RKAB Vale Indonesia 2026 Diklaim Terbit Malam Ini

Jakarta, TrenNews.id — Kementerian Energi dan Sumber Daya Mineral (ESDM) mengklaim Rencana Kerja dan Anggaran Biaya (RKAB) Tahun 2026 milik PT Vale Indonesia Tbk. (INCO) akan terbit pada Rabu malam (14/1/2026).
Direktur Jenderal Mineral dan Batu Bara (Dirjen Minerba) Kementerian ESDM, Tri Winarno, menyampaikan kepastian tersebut saat ditemui awak media di Kantor Kementerian ESDM, Jakarta.
“Vale? Insyallah malam ini RKAB-nya terbit,” ujar Tri, Rabu (14/1/2026).
Tri menjelaskan, RKAB 2026 yang akan diterbitkan untuk Vale berlaku selama satu tahun karena perusahaan mengajukan RKAB baru khusus tahun ini. Sebelumnya, RKAB Vale berakhir pada 2025 sehingga perseroan tidak dapat memanfaatkan kebijakan relaksasi produksi hingga 31 Maret 2026.

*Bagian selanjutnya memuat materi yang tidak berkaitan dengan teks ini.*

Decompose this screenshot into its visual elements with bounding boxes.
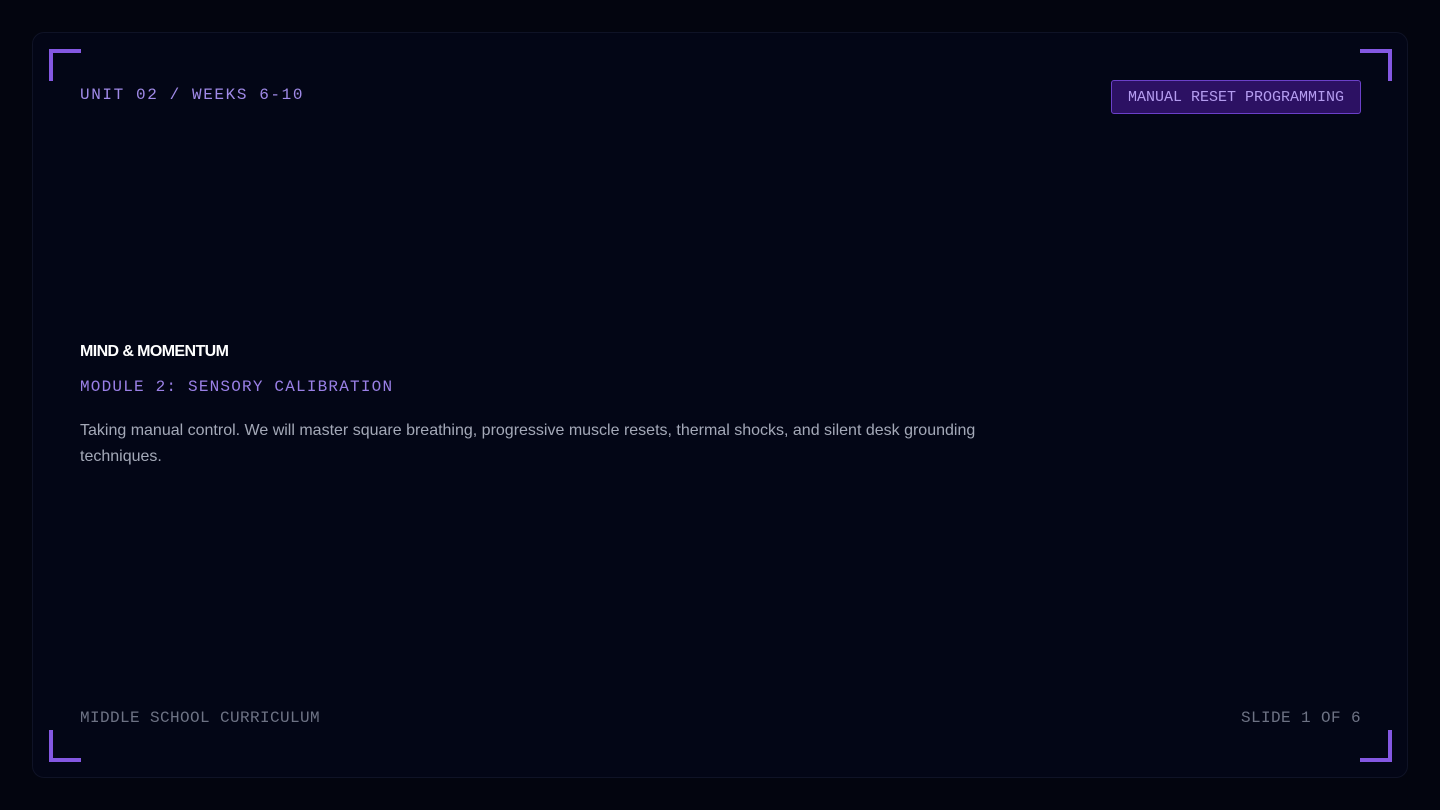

Meski demikian, Tri tidak merinci besaran target produksi bijih nikel yang disetujui dalam RKAB tersebut. Ia hanya memastikan target produksi telah disesuaikan dengan kebutuhan smelter pirometalurgi berbasis rotary kiln electric furnace (RKEF) yang menghasilkan nickel matte milik Vale.
“Sudah mau sebentar lagi, malam ini. Insyallah dapat persetujuan,” tegasnya.
Sebelumnya, Vale Indonesia terpaksa menghentikan sementara kegiatan operasional tambang di seluruh wilayah izin usaha pertambangan khusus (IUPK) pada awal 2026. Penghentian tersebut dilakukan karena perseroan belum memperoleh persetujuan RKAB 2026 dari Kementerian ESDM.
Corporate Secretary PT Vale Indonesia Tbk., Anggun Kara Nataya, menyatakan keterlambatan persetujuan RKAB berdampak pada penundaan sementara aktivitas operasional perusahaan.
“Keterlambatan persetujuan RKAB berdampak pada penundaan sementara kegiatan operasional perseroan di seluruh wilayah IUPK perseroan,” kata Anggun dalam keterbukaan informasi, Jumat (2/1/2026).
Namun demikian, Anggun menegaskan keterlambatan tersebut tidak memberikan dampak material secara langsung terhadap kondisi keuangan perseroan.
Sementara itu, Kementerian ESDM sebelumnya telah menerbitkan Surat Edaran (SE) Nomor 2.E/HK.03/DJB/2025 tentang RKAB 2026 yang diteken Dirjen Minerba Tri Winarno pada 31 Desember 2025. Melalui kebijakan tersebut, perusahaan pertambangan tetap dapat melakukan kegiatan penambangan maksimal 25 persen dari rencana produksi 2026 hingga 31 Maret 2026, dengan syarat memiliki RKAB tiga tahunan yang telah disetujui.
Namun, ketentuan tersebut tidak dapat dimanfaatkan oleh Vale karena perseroan belum memiliki RKAB 2026 versi tiga tahunan.